A máquina de comunicação do Benfica está há dois dias a exibir os músculos

Não sei se há jornalismo desportivo. A expressão faz-me sempre pensar num porreiraço de mangas arregaçadas e fraldas de fora. Mas sei que no futebol há, pelo menos, dois jornalismos: o das maiorias e o das minorias. Um escrutina o outro. Isso significa que o jornalismo das maiorias é sujeito a um pequeno escrutínio e o das minorias a um grande escrutínio. Qualquer jornalista devia pensar bem nisto. O jornalismo do Benfica é, não sei se já ouviram, o das maiorias. Aqui estou a ser simpático, porque muitos dos comentadores encartados das televisões não são jornalistas, mas antes uma espécie de humor autodepreciativo da classe. Vamos ali buscar um seccionista ao Benfica (que é um clube com falta de voz e representação) e damos-lhe o fundamental, isto é, um blazer com cotoveleiras. Mas estou a derrapar. O jornalismo do Benfica é o das maiorias. Um jornalismo de maiorias consegue criar visões deturpadas do mundo - imagino que concordam - com mais facilidade do que o jornalismo das minorias. Se o fizer com a intenção e o planeamento de uma máquina de comunicação como a que o Benfica conseguiu repartir pelas televisões, é invencível, a menos que os jornalistas façam a si próprios a pergunta: com tanta gente a dizer o mesmo, não seria mais "jornalístico" experimentar outro ponto de vista?
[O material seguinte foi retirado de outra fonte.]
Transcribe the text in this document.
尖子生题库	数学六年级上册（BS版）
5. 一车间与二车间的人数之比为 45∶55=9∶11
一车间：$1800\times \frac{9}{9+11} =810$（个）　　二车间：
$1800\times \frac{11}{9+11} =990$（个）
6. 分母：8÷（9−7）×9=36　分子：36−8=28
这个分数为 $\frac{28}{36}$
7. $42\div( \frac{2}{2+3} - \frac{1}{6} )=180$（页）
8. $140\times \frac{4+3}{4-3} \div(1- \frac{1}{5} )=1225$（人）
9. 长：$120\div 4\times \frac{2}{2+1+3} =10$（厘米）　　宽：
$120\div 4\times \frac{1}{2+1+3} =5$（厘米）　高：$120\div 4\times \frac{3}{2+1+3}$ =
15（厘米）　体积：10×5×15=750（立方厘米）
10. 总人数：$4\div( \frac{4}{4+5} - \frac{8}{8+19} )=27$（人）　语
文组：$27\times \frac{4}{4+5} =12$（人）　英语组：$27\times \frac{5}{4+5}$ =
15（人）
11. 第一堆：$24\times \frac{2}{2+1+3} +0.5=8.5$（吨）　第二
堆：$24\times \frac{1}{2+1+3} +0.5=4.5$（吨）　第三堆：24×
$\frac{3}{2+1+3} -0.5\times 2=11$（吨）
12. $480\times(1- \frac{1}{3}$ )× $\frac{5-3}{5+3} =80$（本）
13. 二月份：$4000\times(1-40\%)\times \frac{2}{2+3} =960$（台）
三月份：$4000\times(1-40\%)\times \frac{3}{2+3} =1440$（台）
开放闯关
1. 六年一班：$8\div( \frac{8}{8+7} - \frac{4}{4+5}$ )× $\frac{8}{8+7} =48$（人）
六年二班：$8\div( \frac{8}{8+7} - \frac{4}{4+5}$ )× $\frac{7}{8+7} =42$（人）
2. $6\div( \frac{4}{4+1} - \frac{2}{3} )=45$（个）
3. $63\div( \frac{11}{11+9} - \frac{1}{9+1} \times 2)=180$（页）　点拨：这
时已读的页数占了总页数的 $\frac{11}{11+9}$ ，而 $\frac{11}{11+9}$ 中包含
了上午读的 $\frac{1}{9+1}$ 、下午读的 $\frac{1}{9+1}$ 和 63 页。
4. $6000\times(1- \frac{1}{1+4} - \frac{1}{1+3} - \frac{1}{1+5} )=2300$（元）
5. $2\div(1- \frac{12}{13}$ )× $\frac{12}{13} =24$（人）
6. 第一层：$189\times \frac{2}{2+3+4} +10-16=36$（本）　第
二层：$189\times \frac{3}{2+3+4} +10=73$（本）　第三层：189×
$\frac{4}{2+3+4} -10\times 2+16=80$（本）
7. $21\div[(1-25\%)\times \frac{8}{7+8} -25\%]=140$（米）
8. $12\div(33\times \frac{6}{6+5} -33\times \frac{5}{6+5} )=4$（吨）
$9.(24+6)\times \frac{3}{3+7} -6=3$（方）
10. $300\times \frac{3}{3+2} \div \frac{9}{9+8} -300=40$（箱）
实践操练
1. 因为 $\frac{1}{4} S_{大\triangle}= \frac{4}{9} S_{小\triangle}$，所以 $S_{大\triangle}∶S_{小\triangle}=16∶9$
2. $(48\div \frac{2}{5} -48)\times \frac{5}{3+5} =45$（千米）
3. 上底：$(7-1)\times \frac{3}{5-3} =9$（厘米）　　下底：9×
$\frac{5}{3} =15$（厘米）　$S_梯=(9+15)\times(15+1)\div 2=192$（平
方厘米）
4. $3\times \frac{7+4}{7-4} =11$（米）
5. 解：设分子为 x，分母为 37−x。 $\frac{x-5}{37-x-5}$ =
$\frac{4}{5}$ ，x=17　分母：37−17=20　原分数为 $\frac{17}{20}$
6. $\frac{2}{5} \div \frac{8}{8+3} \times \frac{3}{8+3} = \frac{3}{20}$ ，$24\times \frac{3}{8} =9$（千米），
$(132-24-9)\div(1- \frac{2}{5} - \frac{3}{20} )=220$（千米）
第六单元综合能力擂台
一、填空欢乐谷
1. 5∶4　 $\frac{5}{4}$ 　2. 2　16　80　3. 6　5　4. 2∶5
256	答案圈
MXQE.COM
Escrevo isto porque, nos dois últimos dias, o segredo de justiça é uma ficção sem valor, Paulo Gonçalves um anónimo free-lancer, a administração do Benfica uma pobre vítima formada por clones do general Ramalho Eanes e os emails que estão para trás, perdão, quais emails que estão para trás? Havia uma investigação e o suspeito, seguríssimo da inocência, procurou inocentemente saber o que tinham para ali inventado, sem pensar, na sua candura, que podia magoar os nobres benfeitores que o tiraram do relento da Circunvalação e lhe deram um teto.